The U.S. Quantitative Value ETF (QVAL) is a good example of a quant fund available to individual investors. QVAL uses a five-step process to screen down its investable universe (the largest 1,500 stocks in the U.S.) to a 50-stock portfolio. The model screens out stocks it believes could be in financial distress or that have manipulated accounting; narrows down the remaining stocks to the 100 cheapest based on valuation ratios; then uses profitability and other metrics to choose the 50 “highest quality” from that list to invest in.
Each step of its process is based on quantitative analysis and is done in a systematic way. The fund managers created the original model, but computers now do all the trading.
Qualitative or fundamental value managers may do similar work on potential investments, looking at valuation, quality, and earnings manipulation. But instead of using a wealth of data points or metrics, they might analyze what management says or use historical anecdotes to make the decision.
How Does a Quant Fund Work?
Many quant funds employ factor investing. Factor investing is investing done based on predetermined factors such as value, momentum, size, or dividend yield that are proven to beat the market averages over the long term.
Some quant funds choose one or two of the well-known aforementioned factors and invest based on them, while others, such as QVAL, use their own proprietary research to add additional screening to the factors or introduce new ones. Additionally, many qualitative funds use quantitative analysis. The manager can use factors to build a list of stocks to analyze then use qualitative analysis to settle on the best opportunity.
Quantitative investing is ideal for exchange-traded funds (ETFs) because it is passive management, but it is also a widely used strategy in hedge funds.
The Renaissance Technology Medallion fund is likely the most successful hedge fund in history. According to the book “The Man Who Solved The Market,” the fund returned an average of 66% per year using quantitative analysis.
Renaissance is a highly secretive firm and not much is known about its strategies beyond the fact that it is quantitative in nature, and the firm focuses on hiring non-finance personnel with doctorates to develop its algorithms based on market patterns.
Another example is Applied Quantitative Research (AQR), whose assets under management include mutual and hedge funds that utilize several different strategies and asset classes.
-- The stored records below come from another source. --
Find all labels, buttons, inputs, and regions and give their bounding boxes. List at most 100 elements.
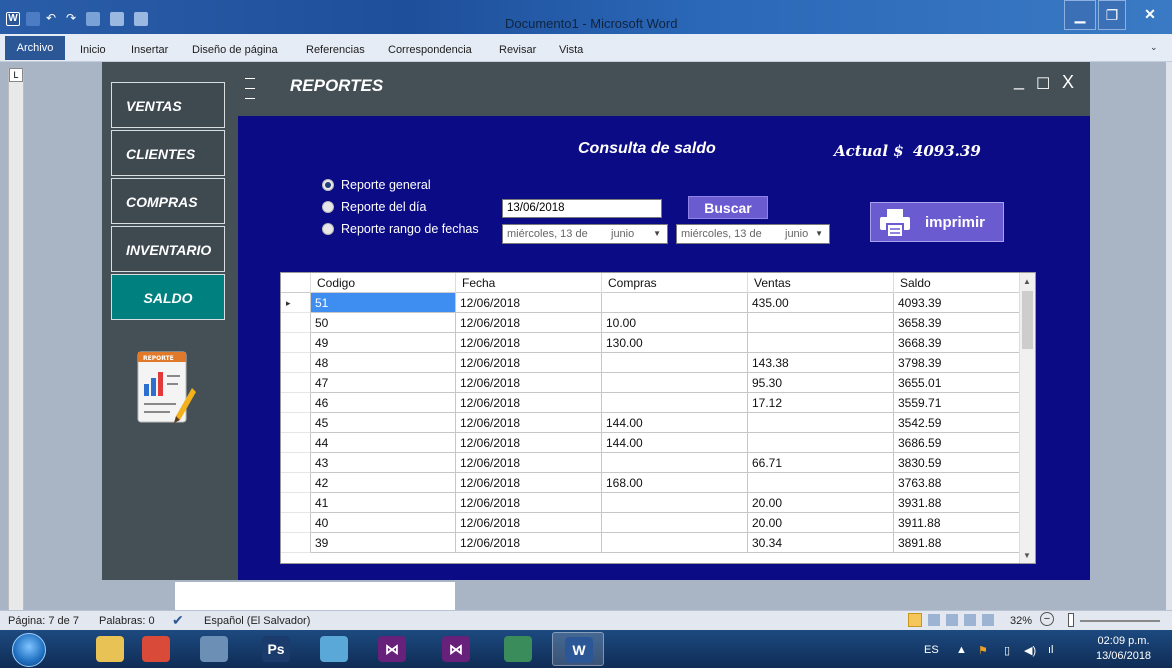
flag-icon[interactable]: ⚑ [978, 644, 988, 657]
cell-ventas[interactable]: 20.00 [748, 493, 894, 513]
cell-compras[interactable]: 130.00 [602, 333, 748, 353]
word-close-button[interactable]: ✕ [1128, 0, 1172, 30]
cell-compras[interactable]: 168.00 [602, 473, 748, 493]
cell-compras[interactable] [602, 373, 748, 393]
scroll-thumb[interactable] [1022, 291, 1033, 349]
start-button[interactable] [12, 633, 46, 667]
cell-saldo[interactable]: 3798.39 [894, 353, 1021, 373]
cell-fecha[interactable]: 12/06/2018 [456, 293, 602, 313]
cell-ventas[interactable]: 30.34 [748, 533, 894, 553]
cell-compras[interactable] [602, 393, 748, 413]
row-header[interactable]: ▸ [281, 293, 311, 313]
cell-ventas[interactable]: 17.12 [748, 393, 894, 413]
table-row[interactable]: 41 12/06/2018 20.00 3931.88 [281, 493, 1021, 513]
table-row[interactable]: 49 12/06/2018 130.00 3668.39 [281, 333, 1021, 353]
view-draft-icon[interactable] [982, 614, 994, 626]
table-row[interactable]: 46 12/06/2018 17.12 3559.71 [281, 393, 1021, 413]
sidebar-item-inventario[interactable]: INVENTARIO [111, 226, 225, 272]
radio-reporte-rango[interactable]: Reporte rango de fechas [322, 222, 479, 236]
row-header[interactable] [281, 533, 311, 553]
word-maximize-button[interactable]: ❐ [1098, 0, 1126, 30]
row-header[interactable] [281, 433, 311, 453]
language-indicator[interactable]: ES [924, 644, 939, 656]
buscar-button[interactable]: Buscar [688, 196, 768, 219]
cell-saldo[interactable]: 3891.88 [894, 533, 1021, 553]
table-row[interactable]: 44 12/06/2018 144.00 3686.59 [281, 433, 1021, 453]
radio-checked-icon[interactable] [322, 179, 334, 191]
cell-saldo[interactable]: 3686.59 [894, 433, 1021, 453]
chevron-down-icon[interactable]: ▼ [653, 225, 661, 243]
cell-fecha[interactable]: 12/06/2018 [456, 433, 602, 453]
taskbar-app-box[interactable] [308, 632, 360, 666]
cell-fecha[interactable]: 12/06/2018 [456, 493, 602, 513]
cell-ventas[interactable]: 435.00 [748, 293, 894, 313]
row-header[interactable] [281, 473, 311, 493]
row-header[interactable] [281, 333, 311, 353]
cell-saldo[interactable]: 3763.88 [894, 473, 1021, 493]
cell-fecha[interactable]: 12/06/2018 [456, 513, 602, 533]
cell-compras[interactable]: 10.00 [602, 313, 748, 333]
cell-compras[interactable] [602, 453, 748, 473]
cell-codigo[interactable]: 46 [311, 393, 456, 413]
volume-icon[interactable]: ◀) [1024, 644, 1036, 657]
cell-codigo[interactable]: 50 [311, 313, 456, 333]
vertical-scrollbar[interactable] [1166, 62, 1172, 610]
zoom-slider[interactable] [1080, 620, 1160, 622]
row-header[interactable] [281, 453, 311, 473]
cell-ventas[interactable] [748, 433, 894, 453]
cell-saldo[interactable]: 3668.39 [894, 333, 1021, 353]
cell-compras[interactable] [602, 353, 748, 373]
row-header[interactable] [281, 313, 311, 333]
page-count[interactable]: Página: 7 de 7 [8, 615, 79, 627]
cell-codigo[interactable]: 51 [311, 293, 456, 313]
cell-saldo[interactable]: 3931.88 [894, 493, 1021, 513]
table-row[interactable]: 43 12/06/2018 66.71 3830.59 [281, 453, 1021, 473]
clock[interactable]: 02:09 p.m. 13/06/2018 [1096, 634, 1151, 664]
cell-ventas[interactable] [748, 413, 894, 433]
cell-saldo[interactable]: 3542.59 [894, 413, 1021, 433]
ribbon-expand-icon[interactable]: ⌄ [1150, 42, 1158, 53]
cell-compras[interactable]: 144.00 [602, 433, 748, 453]
row-header[interactable] [281, 393, 311, 413]
spellcheck-icon[interactable]: ✔ [172, 612, 184, 629]
taskbar-app-word[interactable]: W [552, 632, 604, 666]
cell-codigo[interactable]: 39 [311, 533, 456, 553]
language[interactable]: Español (El Salvador) [204, 615, 310, 627]
cell-compras[interactable] [602, 293, 748, 313]
cell-compras[interactable] [602, 513, 748, 533]
sidebar-item-clientes[interactable]: CLIENTES [111, 130, 225, 176]
cell-compras[interactable] [602, 493, 748, 513]
radio-reporte-dia[interactable]: Reporte del día [322, 200, 426, 214]
zoom-out-icon[interactable]: − [1040, 612, 1054, 626]
row-header[interactable] [281, 353, 311, 373]
taskbar-app-visual-studio-2[interactable]: ⋈ [430, 632, 482, 666]
scroll-down-icon[interactable]: ▼ [1023, 551, 1031, 560]
date-input[interactable]: 13/06/2018 [502, 199, 662, 218]
cell-fecha[interactable]: 12/06/2018 [456, 473, 602, 493]
tab-vista[interactable]: Vista [559, 44, 583, 56]
taskbar-app-photoshop[interactable]: Ps [250, 632, 302, 666]
cell-ventas[interactable]: 66.71 [748, 453, 894, 473]
table-scrollbar[interactable]: ▲ ▼ [1019, 273, 1035, 563]
taskbar-app-app[interactable] [492, 632, 544, 666]
word-count[interactable]: Palabras: 0 [99, 615, 155, 627]
cell-fecha[interactable]: 12/06/2018 [456, 373, 602, 393]
close-button[interactable]: X [1062, 72, 1074, 93]
ruler-tab-selector[interactable]: L [9, 68, 23, 82]
view-outline-icon[interactable] [964, 614, 976, 626]
table-row[interactable]: 39 12/06/2018 30.34 3891.88 [281, 533, 1021, 553]
table-row[interactable]: 40 12/06/2018 20.00 3911.88 [281, 513, 1021, 533]
table-row[interactable]: 48 12/06/2018 143.38 3798.39 [281, 353, 1021, 373]
tab-referencias[interactable]: Referencias [306, 44, 365, 56]
cell-ventas[interactable] [748, 313, 894, 333]
cell-saldo[interactable]: 3655.01 [894, 373, 1021, 393]
cell-saldo[interactable]: 4093.39 [894, 293, 1021, 313]
print-preview-icon[interactable] [110, 12, 124, 26]
sidebar-item-ventas[interactable]: VENTAS [111, 82, 225, 128]
sidebar-item-compras[interactable]: COMPRAS [111, 178, 225, 224]
cell-fecha[interactable]: 12/06/2018 [456, 313, 602, 333]
cell-codigo[interactable]: 44 [311, 433, 456, 453]
cell-codigo[interactable]: 43 [311, 453, 456, 473]
taskbar-app-explorer[interactable] [84, 632, 136, 666]
col-saldo[interactable]: Saldo [894, 273, 1021, 293]
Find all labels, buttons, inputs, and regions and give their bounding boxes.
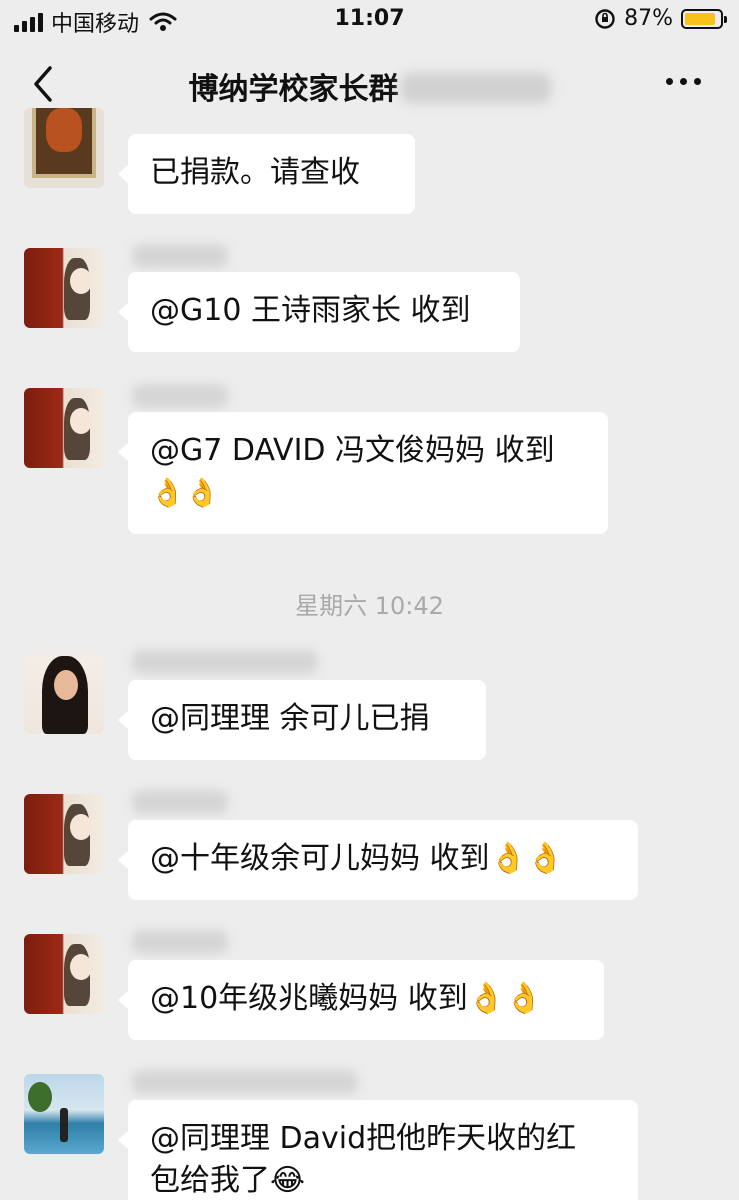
chat-screen: 中国移动 11:07 87% 博纳学校家长群 已捐款。请查收 @G10 王诗雨家… xyxy=(0,0,739,1200)
message-bubble[interactable]: @10年级兆曦妈妈 收到👌👌 xyxy=(118,960,604,1040)
message-bubble[interactable]: @同理理 David把他昨天收的红 包给我了😂 xyxy=(118,1100,638,1200)
message-bubble[interactable]: @G10 王诗雨家长 收到 xyxy=(118,272,520,352)
chat-title-text: 博纳学校家长群 xyxy=(188,72,399,107)
battery-icon xyxy=(681,8,727,29)
avatar[interactable] xyxy=(24,934,104,1014)
message-text: @同理理 David把他昨天收的红 xyxy=(150,1121,577,1156)
status-right: 87% xyxy=(594,6,727,31)
nav-bar: 博纳学校家长群 xyxy=(0,44,739,124)
battery-fill xyxy=(685,12,715,25)
sender-name-blurred xyxy=(132,384,228,408)
chat-title: 博纳学校家长群 xyxy=(0,64,739,108)
ok-hand-emoji: 👌👌 xyxy=(150,476,220,509)
avatar[interactable] xyxy=(24,388,104,468)
message-text: @G7 DAVID 冯文俊妈妈 收到 xyxy=(150,433,555,468)
message-text: @10年级兆曦妈妈 收到👌👌 xyxy=(150,981,543,1016)
status-bar: 中国移动 11:07 87% xyxy=(0,0,739,40)
avatar[interactable] xyxy=(24,1074,104,1154)
time-divider: 星期六 10:42 xyxy=(295,592,444,620)
message-bubble[interactable]: 已捐款。请查收 xyxy=(118,134,415,214)
more-button[interactable] xyxy=(666,78,701,85)
sender-name-blurred xyxy=(132,930,228,954)
message-text: 已捐款。请查收 xyxy=(150,155,360,190)
message-text: @十年级余可儿妈妈 收到👌👌 xyxy=(150,841,565,876)
message-text: @同理理 余可儿已捐 xyxy=(150,701,430,736)
more-dots-icon xyxy=(666,78,673,85)
message-bubble[interactable]: @G7 DAVID 冯文俊妈妈 收到 👌👌 xyxy=(118,412,608,534)
sender-name-blurred xyxy=(132,650,318,674)
sender-name-blurred xyxy=(132,1070,358,1094)
avatar[interactable] xyxy=(24,248,104,328)
blurred-group-name xyxy=(400,73,551,103)
sender-name-blurred xyxy=(132,244,228,268)
message-text-line2: 包给我了😂 xyxy=(150,1163,306,1198)
avatar[interactable] xyxy=(24,654,104,734)
rotation-lock-icon xyxy=(595,8,615,29)
avatar[interactable] xyxy=(24,794,104,874)
avatar[interactable] xyxy=(24,108,104,188)
battery-percent: 87% xyxy=(624,6,673,31)
message-text: @G10 王诗雨家长 收到 xyxy=(150,293,471,328)
message-bubble[interactable]: @十年级余可儿妈妈 收到👌👌 xyxy=(118,820,638,900)
message-bubble[interactable]: @同理理 余可儿已捐 xyxy=(118,680,486,760)
sender-name-blurred xyxy=(132,790,228,814)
AQR isn’t as secretive as Renaissance. It has published a litany of research to back up the strategies it employs in its funds. Each strategy is developed by back-testing the combinations of different factors and metrics in the various asset classes.
Qualitative vs. Quantitative Analysis
Quantitative analysis is a relative newcomer in the investment world. AQR is considered a trailblazer and it is only 23 years old. Qualitative investors such as Warren Buffett, Peter Lynch, and George Soros were beating the market for years before AQR was established.
Qualitative analysis (often called fundamental analysis) is focused on developing subjective opinions about the long-term viability of a stock. A good rule of thumb is that qualitative analysis is more of an art, while quantitative analysis is more of a science. While many qualitative analyses consider quantitative factors, quantitative analyses do not consider any subjective information.
Qualitative analysts make the argument that quantitative analysis is not enough. For example, if a stock is undervalued, it may be that way for a good reason, such as the hire of a new executive or an overhaul of company culture that may lead to better performance. Quantitative analysis may have recommended investing in a company such as Blockbuster because it seemed undervalued, while qualitative analysts could see Netflix (NFLX) changing the industry.
Quants believe that those types of risks can be decreased with diversification and by using a multifactor approach. For every Blockbuster that goes bankrupt because of its new online rival, there’s a Best Buy (BBY) that withstands the competitive forces and still produces strong returns.
What It Means for Individual Investors
Most individual investors won’t qualify to invest in hedge funds like Renaissance or other hedge funds of its ilk, but that doesn’t mean quant funds are out of reach. ETFs using multifactor strategies or drilling down on one factor (such as QVAL) are available for most investors.
- Quant funds invest using computer models and algorithms instead of active human management.
- Quant funds often invest using factors that have been proven to produce market-beating returns.
- Individual investors can invest in quant funds through multifactor ETFs.